WINNIPEG – It’s a new explanation for one of Manitoba’s most infamous problems: long ER wait times.
A new study finds diagnostic testing and not the number of beds available is the biggest reason for our long waits.
The study, done by the Manitoba Centre for Health Policy at the University of Manitoba, finds the number of different tests required for patients are having a major impact on the time it takes to get people through our emergency departments.
More than half of patients admitted to the ER need a test like a CT scan, X-ray or urine test. The time it takes for doctors to decide on which tests are needed, order them, get the tests done and interpret the results is the biggest reason for long waits, according to the study.
Lead author, Dr. Malcolm Doupe, says its proof that solving the problem will take more than just adding more space in our hospitals.
“Our entire health care system, I think, is trying to grapple with what does reform mean. Is it more of the same or doing somethings differently? There’s lots of examples why, and this is a great one, doing things differently is the way to go.”
Doupe says it will be up to medical professionals to find solutions. Dr. Alecs Chochinov, head of the Winnipeg Regional Health Authority’s Emergency Program says the entire medical community has seen a major shift towards more testing in the last few decades.
“If you came in with appendicitis 30 years ago, you would go to the OR, they would open you up, twenty per cent of cases would be needed and we accepted that,” he says. “With the advent of CT scans, everybody needs a CT scan…is that bad? No. It’s the standard of care now but I think we have to accept those type of things necessarily lead to delays.”
Chochinov does admit there could be changes to standards for testing and work could be done to streamline the process.
Another possible solution could be to make changes to some of our six emergency existing emergency rooms. A previous review of our health care system, ordered by the old NDP government, argued we may not need six fully acute emergency departments. Some could be converted to deal with patients suffering from less serious conditions. That would allow the remaining emergency departments to have the best possible testing equipment.

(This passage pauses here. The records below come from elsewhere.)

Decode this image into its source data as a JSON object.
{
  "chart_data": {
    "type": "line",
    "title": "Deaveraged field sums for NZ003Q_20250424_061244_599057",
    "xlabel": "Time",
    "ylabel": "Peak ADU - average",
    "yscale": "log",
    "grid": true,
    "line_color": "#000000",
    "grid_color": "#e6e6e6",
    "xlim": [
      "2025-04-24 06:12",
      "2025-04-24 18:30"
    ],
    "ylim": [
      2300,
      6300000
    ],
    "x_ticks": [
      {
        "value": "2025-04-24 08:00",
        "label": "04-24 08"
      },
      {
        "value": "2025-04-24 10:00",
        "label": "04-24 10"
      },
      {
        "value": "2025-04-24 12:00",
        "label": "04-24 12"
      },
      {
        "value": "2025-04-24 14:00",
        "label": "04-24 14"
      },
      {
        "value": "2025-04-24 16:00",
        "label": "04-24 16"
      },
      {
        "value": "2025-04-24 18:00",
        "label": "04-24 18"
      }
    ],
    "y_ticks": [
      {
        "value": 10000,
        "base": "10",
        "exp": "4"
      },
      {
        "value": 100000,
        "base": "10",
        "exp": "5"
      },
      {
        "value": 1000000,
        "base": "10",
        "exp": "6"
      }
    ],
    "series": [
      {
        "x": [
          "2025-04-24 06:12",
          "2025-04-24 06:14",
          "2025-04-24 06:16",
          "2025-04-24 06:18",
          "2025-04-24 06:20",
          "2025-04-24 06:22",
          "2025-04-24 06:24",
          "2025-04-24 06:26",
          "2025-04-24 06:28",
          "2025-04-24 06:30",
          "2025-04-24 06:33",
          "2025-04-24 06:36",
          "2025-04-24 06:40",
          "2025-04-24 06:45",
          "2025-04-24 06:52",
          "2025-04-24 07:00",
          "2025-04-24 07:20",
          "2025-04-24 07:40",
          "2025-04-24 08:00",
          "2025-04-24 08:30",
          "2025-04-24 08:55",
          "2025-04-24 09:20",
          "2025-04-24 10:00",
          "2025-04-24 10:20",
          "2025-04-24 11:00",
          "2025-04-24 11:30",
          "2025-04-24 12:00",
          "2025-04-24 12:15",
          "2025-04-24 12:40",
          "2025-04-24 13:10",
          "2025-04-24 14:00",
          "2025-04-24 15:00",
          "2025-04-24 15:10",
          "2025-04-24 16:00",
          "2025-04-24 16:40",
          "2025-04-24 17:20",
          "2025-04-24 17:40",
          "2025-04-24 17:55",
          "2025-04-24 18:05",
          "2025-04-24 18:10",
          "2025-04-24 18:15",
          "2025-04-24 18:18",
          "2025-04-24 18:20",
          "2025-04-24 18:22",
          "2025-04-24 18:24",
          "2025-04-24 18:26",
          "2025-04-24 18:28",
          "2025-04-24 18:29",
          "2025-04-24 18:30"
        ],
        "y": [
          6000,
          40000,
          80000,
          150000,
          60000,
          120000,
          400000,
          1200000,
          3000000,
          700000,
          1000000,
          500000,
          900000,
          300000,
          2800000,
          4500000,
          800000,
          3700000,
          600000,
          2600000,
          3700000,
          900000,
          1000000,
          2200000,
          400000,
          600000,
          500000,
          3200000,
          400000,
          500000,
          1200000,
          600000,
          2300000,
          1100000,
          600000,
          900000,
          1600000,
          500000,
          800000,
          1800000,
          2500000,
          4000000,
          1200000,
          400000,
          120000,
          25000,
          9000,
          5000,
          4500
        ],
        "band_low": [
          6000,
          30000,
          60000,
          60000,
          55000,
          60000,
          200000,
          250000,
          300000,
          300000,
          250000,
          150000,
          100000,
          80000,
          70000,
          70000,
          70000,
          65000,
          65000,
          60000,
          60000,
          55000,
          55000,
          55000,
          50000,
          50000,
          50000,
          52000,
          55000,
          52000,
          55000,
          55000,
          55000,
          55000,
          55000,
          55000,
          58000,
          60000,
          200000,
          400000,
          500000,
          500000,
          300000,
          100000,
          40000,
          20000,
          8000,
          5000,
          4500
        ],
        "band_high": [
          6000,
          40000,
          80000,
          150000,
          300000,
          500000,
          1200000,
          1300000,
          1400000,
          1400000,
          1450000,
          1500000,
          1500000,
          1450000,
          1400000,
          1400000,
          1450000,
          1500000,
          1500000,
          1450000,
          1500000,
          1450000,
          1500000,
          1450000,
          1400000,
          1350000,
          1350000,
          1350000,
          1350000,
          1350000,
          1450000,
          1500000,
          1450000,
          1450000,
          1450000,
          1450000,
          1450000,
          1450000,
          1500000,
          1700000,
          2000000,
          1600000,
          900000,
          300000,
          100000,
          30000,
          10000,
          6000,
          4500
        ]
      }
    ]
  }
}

Chochinov says ensuring our hospitals have access to the best equipment would go a long way towards easing the problem.
The study finds 612 people, on average, visit emergency rooms in Winnipeg every day. That’s according to the latest available data from 2013. It is up about 12 per cent from 2003.
The average ER wait time, according to the data, is roughly five hours.
The study found that only about one per cent of people visiting the ER are dealing with “very high urgency” conditions. More than 80 per cent of those who show up are not dealing with truly life or death situations.